“Judas and the Black Messiah” is an autobiographical drama that tells the story of Illinois Black Panther Party’s revolutionary Chairman Fred Hampton and the betrayal that led to his murder at the hands of an FBI informant. Starring Daniel Kaluuya of Jordan Peele’s “Get Out” and Marvel’s “Black Panther” as the radical visionary, “Judas and the Black Messiah” dives deep into love — love of people, love of community and love’s ultimate sacrifices.
Premiering at the Sundance Film Festival in 2021, the film takes viewers on an emotional ride of the icon’s rise in political power as the leader of one of the most revered organizations of modern history and the powers that wanted him stopped. Directed and produced by Shaka King, the making of the film, written by the Lucas Brothers Keith and Kenneth, was motivated by the Chairman’s own words.
“For me, the thing that sealed the deal was his words. Reading his words, they were incredibly profound, always relevant. He was able to take these concepts and his ability to reduce, this incredible ability to take incredibly complex ideas and put them in plain English, but in a very clever way,” King says.
Chairman Fred Hampton was the subject of FBI scrutiny and his organization was infiltrated by a man who would ultimately usher the leader to his demise. Arrested on charges of impersonating a federal officer and car theft, William O’Neal exchanged his conviction to go undercover on behalf of J. Edgar Hoover and the FBI to bring down the Black Panther Party in 1967. He later became one the party’s heads of security.
Moving to liberate Black people in Illinois and nationally, Fred Hampton’s gift of speaking and rallying the people made him a target. However, led by his love for the party and the community it serves, Hampton continued to be a voice for the people and erected programs and established community missions.
“He had an internal revolution. He was free within his own mind, within his own spirit, within his own soul and wanted to give the people the tools to be free within themselves,” Kaluuya says. “To free themselves with education, with food, with legal aide, with all these tools they put in place and strategies they put in place to promote individual internal liberation as well as community unity is really what I took from him.”

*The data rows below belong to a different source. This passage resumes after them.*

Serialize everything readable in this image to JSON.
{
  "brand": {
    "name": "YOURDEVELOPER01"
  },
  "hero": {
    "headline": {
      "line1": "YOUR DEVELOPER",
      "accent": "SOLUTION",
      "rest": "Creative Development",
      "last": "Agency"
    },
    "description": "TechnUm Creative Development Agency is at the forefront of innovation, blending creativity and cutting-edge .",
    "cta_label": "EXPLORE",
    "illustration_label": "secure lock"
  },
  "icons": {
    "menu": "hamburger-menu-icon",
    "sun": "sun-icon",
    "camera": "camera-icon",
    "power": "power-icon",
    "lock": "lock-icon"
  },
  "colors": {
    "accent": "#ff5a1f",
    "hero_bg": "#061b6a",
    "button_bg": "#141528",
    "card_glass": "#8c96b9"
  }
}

Murdered as a part of the FBI’s illegal Counterintelligence Program, or Cointelpro, created to infiltrate and discredit political movements and organizations, Chairman Fred Hampton died at just 21 years old. The revolutionary would also never see the fruits of his labor or the birth of his only child, a son, Fred Hampton Jr. Born just three weeks after his father’s untimely murder and now president of the Black Panther Party Cubs, Fred Hampton Jr. is learning from history what his father meant to the people.

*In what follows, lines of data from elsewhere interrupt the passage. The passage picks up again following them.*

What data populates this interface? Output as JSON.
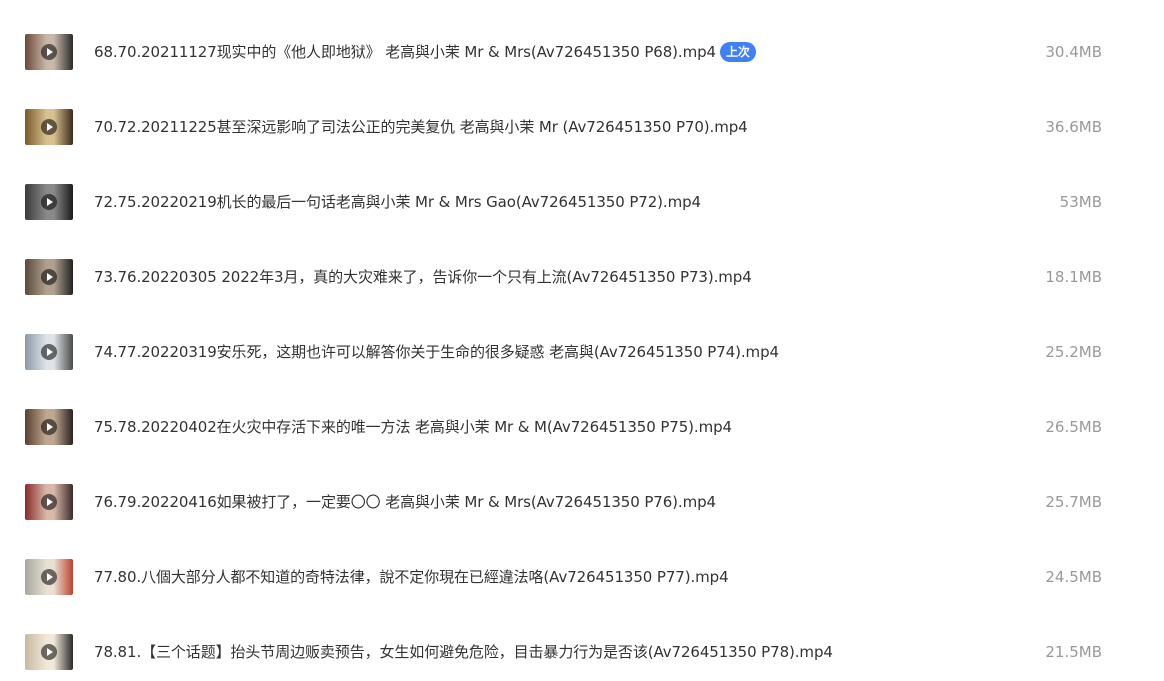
{
  "files": [
    {
      "name": "68.70.20211127现实中的《他人即地狱》 老高與小茉 Mr & Mrs(Av726451350 P68).mp4",
      "size": "30.4MB",
      "badge": "上次",
      "thumb_colors": [
        "#6b4a3a",
        "#c9b8a8",
        "#2a2a2a"
      ]
    },
    {
      "name": "70.72.20211225甚至深远影响了司法公正的完美复仇 老高與小茉 Mr (Av726451350 P70).mp4",
      "size": "36.6MB",
      "thumb_colors": [
        "#7a5a2a",
        "#d8c090",
        "#3a2a1a"
      ]
    },
    {
      "name": "72.75.20220219机长的最后一句话老高與小茉 Mr & Mrs Gao(Av726451350 P72).mp4",
      "size": "53MB",
      "thumb_colors": [
        "#3a3a3a",
        "#8a8a8a",
        "#1a1a1a"
      ]
    },
    {
      "name": "73.76.20220305 2022年3月，真的大灾难来了，告诉你一个只有上流(Av726451350 P73).mp4",
      "size": "18.1MB",
      "thumb_colors": [
        "#5a4a3a",
        "#b0a090",
        "#222222"
      ]
    },
    {
      "name": "74.77.20220319安乐死，这期也许可以解答你关于生命的很多疑惑 老高與(Av726451350 P74).mp4",
      "size": "25.2MB",
      "thumb_colors": [
        "#8a9aa8",
        "#dfe4e8",
        "#4a4a4a"
      ]
    },
    {
      "name": "75.78.20220402在火灾中存活下来的唯一方法 老高與小茉 Mr & M(Av726451350 P75).mp4",
      "size": "26.5MB",
      "thumb_colors": [
        "#5a4030",
        "#c0a890",
        "#2a2020"
      ]
    },
    {
      "name": "76.79.20220416如果被打了，一定要〇〇 老高與小茉 Mr & Mrs(Av726451350 P76).mp4",
      "size": "25.7MB",
      "thumb_colors": [
        "#8a2a2a",
        "#d8b8a8",
        "#3a2a2a"
      ]
    },
    {
      "name": "77.80.八個大部分人都不知道的奇特法律，說不定你現在已經違法咯(Av726451350 P77).mp4",
      "size": "24.5MB",
      "thumb_colors": [
        "#a8a8a0",
        "#e8e0d0",
        "#c04030"
      ]
    },
    {
      "name": "78.81.【三个话题】抬头节周边贩卖预告，女生如何避免危险，目击暴力行为是否该(Av726451350 P78).mp4",
      "size": "21.5MB",
      "thumb_colors": [
        "#c8b8a0",
        "#f0e8d8",
        "#2a2a2a"
      ]
    }
  ]
}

“I learned lessons from [his] legend on what a man was supposed to be,” says Chairman Fred Hampton Jr. “I was fortunate enough to hear war stories of how the Chairman organized and everything.”
In addition to harvesting Black power, “Judas and the Black Messiah“ explores the love story between the Chairman and Deborah Johnson, now known as Akua Njeri, or Mother Akua. Played by actress Dominique Fishback from “The Hate You Give” and “Project Power,” the cast created a tight family atmosphere while shooting for the film.

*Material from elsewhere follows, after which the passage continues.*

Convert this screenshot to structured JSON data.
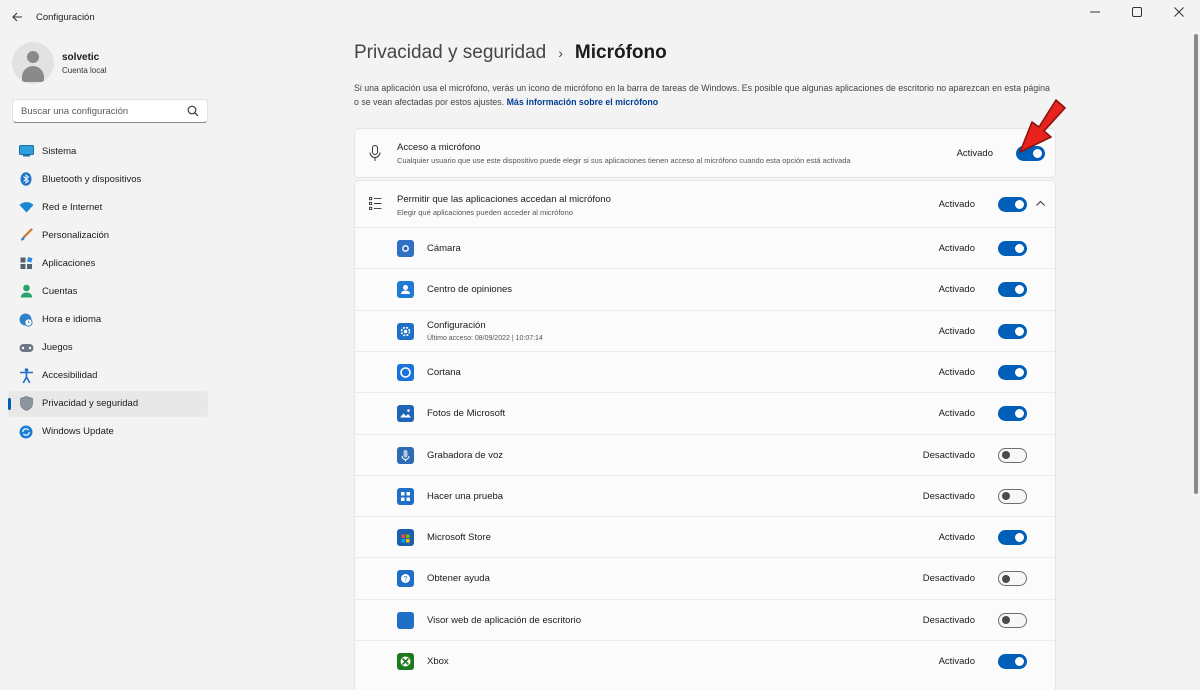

“I would just watch as Daniel (Kaluuya) took up space,” Fishback says.
Now, bringing Hampton’s story to the big screen, producers of the movie wanted to be sure to capture the essence of who the leader was and bring it to audiences. Although no longer in the fight for liberation, equality and sustainment, the Chairman’s lesson and legend lives on.
“He had a gift that no one else has. So, it’s rare that you see that combination of someone who’s both relatable and almost feels superhuman,” King says.
The film opened in theaters February 12 and will be available for streaming on HBO Max mid-March.